I left for the council, hoping to lose myself in work. Once I was settled behind my desk, I gave word to my assistant not to disturb me for the rest of the day. I forced myself to read obtuse reports and take notes, until my head pulsated, my neck felt as rigid as marble, and my vision blurred. I closed my eyes and sat immobile at my desk; I pretended I was dead so I would not have to move or to think. I lost all sense of where I was. When I opened my eyes, late-afternoon light poured through the windows.

I exited the council building and dismissed my carriers, thinking that a brisk walk in the cool spring air might help quell my agitation and rage. The building that housed the Council of the Indies was in the vicinity of the Plaza Mayor. Beginning in late March, when the first daffodils broke the ground and the weeping willows turned from gold to light green, large crowds took up residence on the public benches.

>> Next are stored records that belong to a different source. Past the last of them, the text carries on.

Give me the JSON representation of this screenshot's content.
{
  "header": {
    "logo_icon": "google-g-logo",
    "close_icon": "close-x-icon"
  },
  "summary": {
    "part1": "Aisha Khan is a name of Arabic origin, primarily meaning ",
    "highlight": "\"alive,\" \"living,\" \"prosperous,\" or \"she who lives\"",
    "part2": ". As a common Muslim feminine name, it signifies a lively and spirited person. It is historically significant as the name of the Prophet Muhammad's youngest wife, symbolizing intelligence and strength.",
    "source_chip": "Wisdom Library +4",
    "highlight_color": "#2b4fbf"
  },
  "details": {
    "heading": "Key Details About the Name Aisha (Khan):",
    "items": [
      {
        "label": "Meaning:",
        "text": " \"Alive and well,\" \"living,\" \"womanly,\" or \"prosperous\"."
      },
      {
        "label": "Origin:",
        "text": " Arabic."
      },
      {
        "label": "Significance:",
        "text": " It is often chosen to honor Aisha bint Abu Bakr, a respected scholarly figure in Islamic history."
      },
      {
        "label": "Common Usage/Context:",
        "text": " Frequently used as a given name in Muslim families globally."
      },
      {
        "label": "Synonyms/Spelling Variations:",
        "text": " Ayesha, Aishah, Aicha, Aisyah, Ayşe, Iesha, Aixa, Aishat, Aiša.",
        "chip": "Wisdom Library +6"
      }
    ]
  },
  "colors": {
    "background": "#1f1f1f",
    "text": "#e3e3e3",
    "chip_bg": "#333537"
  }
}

The women sat on the sunny spots of the plaza and picked lice from each other’s hair. The splendidly attired gentlemen who rode their prize horses, and the ladies who passed by in their carriages in their showiest finery, their heads covered in black lace mantillas, were the targets of sarcastic comments from the unsavory crowd. Gone were the days when the common people showed respect to their superiors. I was convinced that this deterioration of our society had begun with the discovery of the Indies. It had given the poor and ignorant the belief that if they just went to the New World, and encountered a bit of good luck, they might return as rich as the wealthiest marquis. Money had become the true new sovereign. Lineage did not count half as much as the weight of the gold coins in your pockets.